Pirate parties and the new economic power

A few posts back, I ruminated on a potential shift in the nature of economic power and how that could play out in the political realm. The rise of the Pirate parties seems to fit into the process that I was pondering:
the success of the Pirate Party cannot simply be explained away by saying it’s a symptom of social exclusion or ignorance. The supporters of the new party are anything but on the margins – they are highly educated and media savvy. And above all, they are young and in a position to attract like-minded individuals in cities all over the country. To a certain extent, they represent the future elite of Germany. For mainstream-party strategists, realising that they are unable to connect with this section of society must come as a kick in the teeth.
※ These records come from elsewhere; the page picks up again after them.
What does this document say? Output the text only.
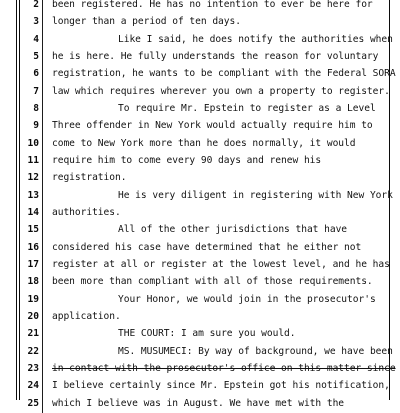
2 been registered. He has no intention to ever be here for
3 longer than a period of ten days.
4	Like I said, he does notify the authorities when
5 he is here. He fully understands the reason for voluntary
6 registration, he wants to be compliant with the Federal SORA
7 law which requires wherever you own a property to register.
8	To require Mr. Epstein to register as a Level
9 Three offender in New York would actually require him to
10 come to New York more than he does normally, it would
11 require him to come every 90 days and renew his
12 registration.
13	He is very diligent in registering with New York
14 authorities.
15	All of the other jurisdictions that have
16 considered his case have determined that he either not
17 register at all or register at the lowest level, and he has
18 been more than compliant with all of those requirements.
19	Your Honor, we would join in the prosecutor's
20 application.
21	THE COURT: I am sure you would.
22	MS. MUSUMECI: By way of background, we have been
23 in contact with the prosecutor's office on this matter since
24 I believe certainly since Mr. Epstein got his notification,
25 which I believe was in August. We have met with the
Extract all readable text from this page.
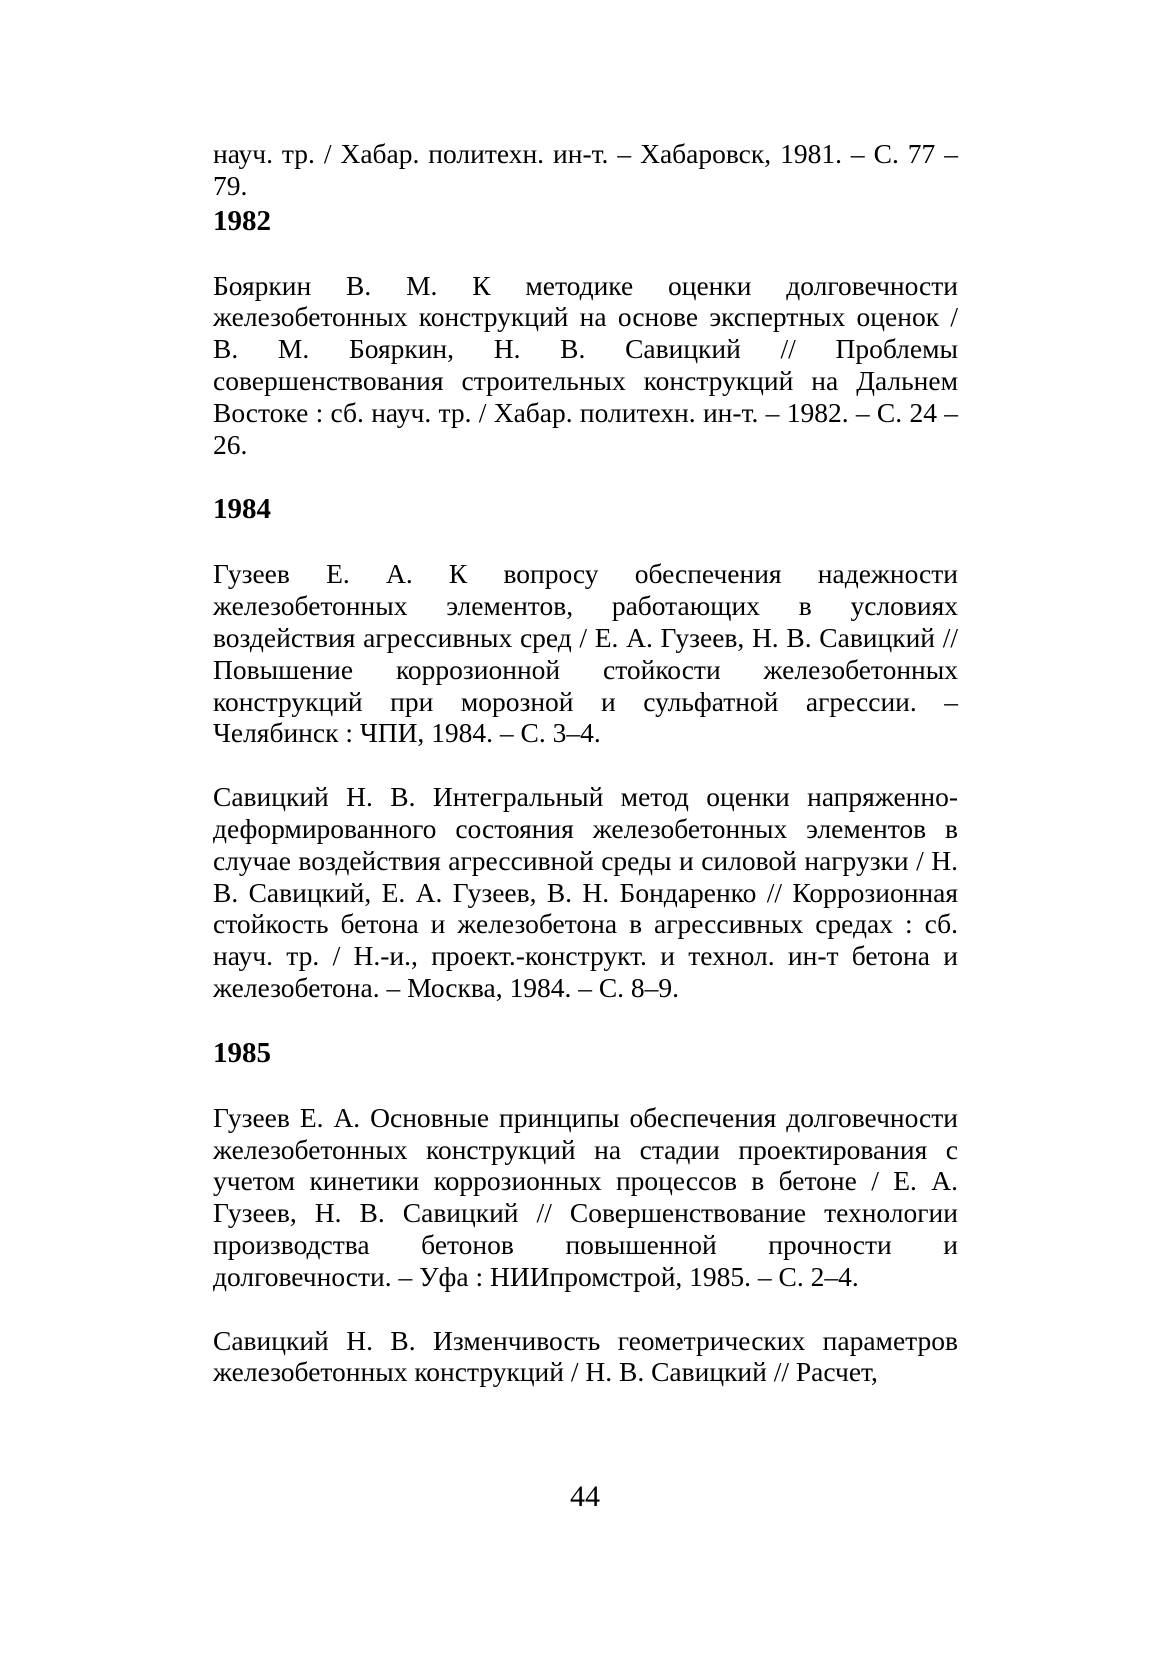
науч. тр. / Хабар. политехн. ин-т. – Хабаровск, 1981. – С. 77 – 79.

1982

Бояркин В. М. К методике оценки долговечности железобетонных конструкций на основе экспертных оценок / В. М. Бояркин, Н. В. Савицкий // Проблемы совершенствования строительных конструкций на Дальнем Востоке : сб. науч. тр. / Хабар. политехн. ин-т. – 1982. – С. 24 – 26.

1984

Гузеев Е. А. К вопросу обеспечения надежности железобетонных элементов, работающих в условиях воздействия агрессивных сред / Е. А. Гузеев, Н. В. Савицкий // Повышение коррозионной стойкости железобетонных конструкций при морозной и сульфатной агрессии. – Челябинск : ЧПИ, 1984. – С. 3–4.

Савицкий Н. В. Интегральный метод оценки напряженно-деформированного состояния железобетонных элементов в случае воздействия агрессивной среды и силовой нагрузки / Н. В. Савицкий, Е. А. Гузеев, В. Н. Бондаренко // Коррозионная стойкость бетона и железобетона в агрессивных средах : сб. науч. тр. / Н.-и., проект.-конструкт. и технол. ин-т бетона и железобетона. – Москва, 1984. – С. 8–9.

1985

Гузеев Е. А. Основные принципы обеспечения долговечности железобетонных конструкций на стадии проектирования с учетом кинетики коррозионных процессов в бетоне / Е. А. Гузеев, Н. В. Савицкий // Совершенствование технологии производства бетонов повышенной прочности и долговечности. – Уфа : НИИпромстрой, 1985. – С. 2–4.

Савицкий Н. В. Изменчивость геометрических параметров железобетонных конструкций / Н. В. Савицкий // Расчет,

44
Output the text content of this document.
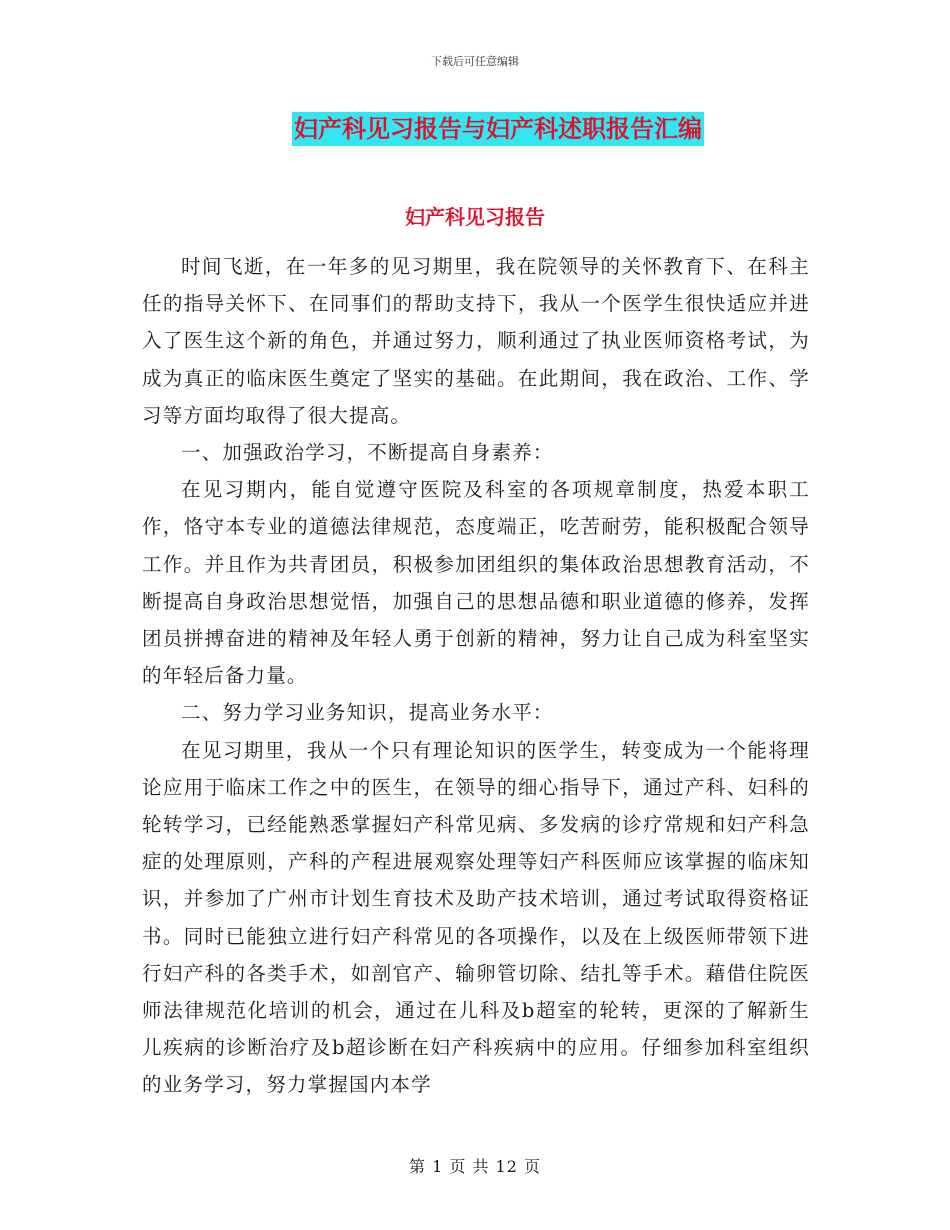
下载后可任意编辑
妇产科见习报告与妇产科述职报告汇编
妇产科见习报告

时间飞逝，在一年多的见习期里，我在院领导的关怀教育下、在科主任的指导关怀下、在同事们的帮助支持下，我从一个医学生很快适应并进入了医生这个新的角色，并通过努力，顺利通过了执业医师资格考试，为成为真正的临床医生奠定了坚实的基础。在此期间，我在政治、工作、学习等方面均取得了很大提高。

一、加强政治学习，不断提高自身素养：

在见习期内，能自觉遵守医院及科室的各项规章制度，热爱本职工作，恪守本专业的道德法律规范，态度端正，吃苦耐劳，能积极配合领导工作。并且作为共青团员，积极参加团组织的集体政治思想教育活动，不断提高自身政治思想觉悟，加强自己的思想品德和职业道德的修养，发挥团员拼搏奋进的精神及年轻人勇于创新的精神，努力让自己成为科室坚实的年轻后备力量。

二、努力学习业务知识，提高业务水平：

在见习期里，我从一个只有理论知识的医学生，转变成为一个能将理论应用于临床工作之中的医生，在领导的细心指导下，通过产科、妇科的轮转学习，已经能熟悉掌握妇产科常见病、多发病的诊疗常规和妇产科急症的处理原则，产科的产程进展观察处理等妇产科医师应该掌握的临床知识，并参加了广州市计划生育技术及助产技术培训，通过考试取得资格证书。同时已能独立进行妇产科常见的各项操作，以及在上级医师带领下进行妇产科的各类手术，如剖官产、输卵管切除、结扎等手术。藉借住院医师法律规范化培训的机会，通过在儿科及b超室的轮转，更深的了解新生儿疾病的诊断治疗及b超诊断在妇产科疾病中的应用。仔细参加科室组织的业务学习，努力掌握国内本学

第 1 页 共 12 页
From How Germany’s Pirates might sink the mainstream parties | Matthias Heitmann | spiked

Anyway, this suggests that the "new power" may be centered on the ability to generate large ad-hoc communities around current issues, and motivate these communities to act. So the new power is based on social networking assets (including both old-fashioned "people skills", familiarity with those newfangled devices, and a reputation that encourages others to pay attention), as opposed to the old powers built on land ownership, industrial ownership, and institutional control. The funny thing is that the assets of this new power are pretty much identical to the assets of the financial industry-- the main difference being that these assets are now widely distributed, and the "clients" are not just millionaires and large institutions.